Niemand soll sagen, die Frauenbewegung sei von den Frauen erfunden worden: Ich habe sie schon bei Vian entdeckt, in diesem Roman von 1950.
Zumindest kann man das Buch so auffassen, denn während die Männer an ihren technischen Fortschritt glauben und immer wieder aufs Neue versuchen in die Realität gelangen, bleiben die Frauen vernünftig und in der Welt des rotes Grases, in die Vian sie hineinversetzt hat. Und sie bleiben zusammen, fragen sich, wie sie es nur so lange mit Männern ausgehalten haben.
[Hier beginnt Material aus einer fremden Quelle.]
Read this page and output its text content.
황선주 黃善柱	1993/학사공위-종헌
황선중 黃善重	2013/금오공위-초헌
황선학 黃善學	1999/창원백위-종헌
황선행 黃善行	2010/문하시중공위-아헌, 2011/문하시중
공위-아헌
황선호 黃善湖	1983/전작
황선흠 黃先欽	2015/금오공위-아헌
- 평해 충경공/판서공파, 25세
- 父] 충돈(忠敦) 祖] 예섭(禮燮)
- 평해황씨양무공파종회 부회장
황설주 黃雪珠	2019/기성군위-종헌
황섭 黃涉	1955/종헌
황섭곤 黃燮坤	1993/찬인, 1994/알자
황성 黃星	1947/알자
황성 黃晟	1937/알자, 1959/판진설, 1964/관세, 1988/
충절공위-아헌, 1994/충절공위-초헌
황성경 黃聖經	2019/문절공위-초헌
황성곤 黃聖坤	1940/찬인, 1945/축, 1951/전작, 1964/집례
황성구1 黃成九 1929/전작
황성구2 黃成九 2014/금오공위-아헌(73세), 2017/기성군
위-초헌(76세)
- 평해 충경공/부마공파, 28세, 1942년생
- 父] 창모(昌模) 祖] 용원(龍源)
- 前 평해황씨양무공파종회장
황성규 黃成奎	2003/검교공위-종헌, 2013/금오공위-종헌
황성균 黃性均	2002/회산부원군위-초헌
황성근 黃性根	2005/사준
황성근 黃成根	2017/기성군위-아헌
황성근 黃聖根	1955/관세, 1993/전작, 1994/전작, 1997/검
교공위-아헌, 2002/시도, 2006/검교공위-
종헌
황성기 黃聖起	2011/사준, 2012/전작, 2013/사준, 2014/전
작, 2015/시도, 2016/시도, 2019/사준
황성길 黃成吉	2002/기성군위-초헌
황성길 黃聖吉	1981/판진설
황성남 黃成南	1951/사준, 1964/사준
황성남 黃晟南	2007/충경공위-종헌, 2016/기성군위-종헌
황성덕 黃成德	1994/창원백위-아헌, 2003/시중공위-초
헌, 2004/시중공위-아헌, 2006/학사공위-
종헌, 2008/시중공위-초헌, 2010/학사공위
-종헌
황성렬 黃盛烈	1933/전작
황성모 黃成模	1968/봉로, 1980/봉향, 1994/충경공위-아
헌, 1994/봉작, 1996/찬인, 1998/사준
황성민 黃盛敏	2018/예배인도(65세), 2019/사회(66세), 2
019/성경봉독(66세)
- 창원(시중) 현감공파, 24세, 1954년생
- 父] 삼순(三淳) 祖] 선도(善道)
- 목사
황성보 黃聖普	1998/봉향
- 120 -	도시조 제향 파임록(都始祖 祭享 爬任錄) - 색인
"Das rote Gras" ist ein merkwürdiges Buch. Die Phantasie des Autors hat ein eigenes Land erschaffen. Doch es ist nicht ein Paradies oder eine Hölle, wie so oft in Büchern über phantastische Welten, sondern ein unbeständiges Etwas, das einen als Leser ständig zweifeln läßt, ob man überhaupt richtig gelesen hat. Da stimmt doch etwas nicht, diese Reaktion war bei mir häufig, aber wie es besser wäre, das kann ich auch nicht sagen. Verstehen kann man all dies wahrscheinlich nicht, man kann es nur spüren.
Andere Bücher von Vian haben mir besser gefallen, aber schön ist es doch.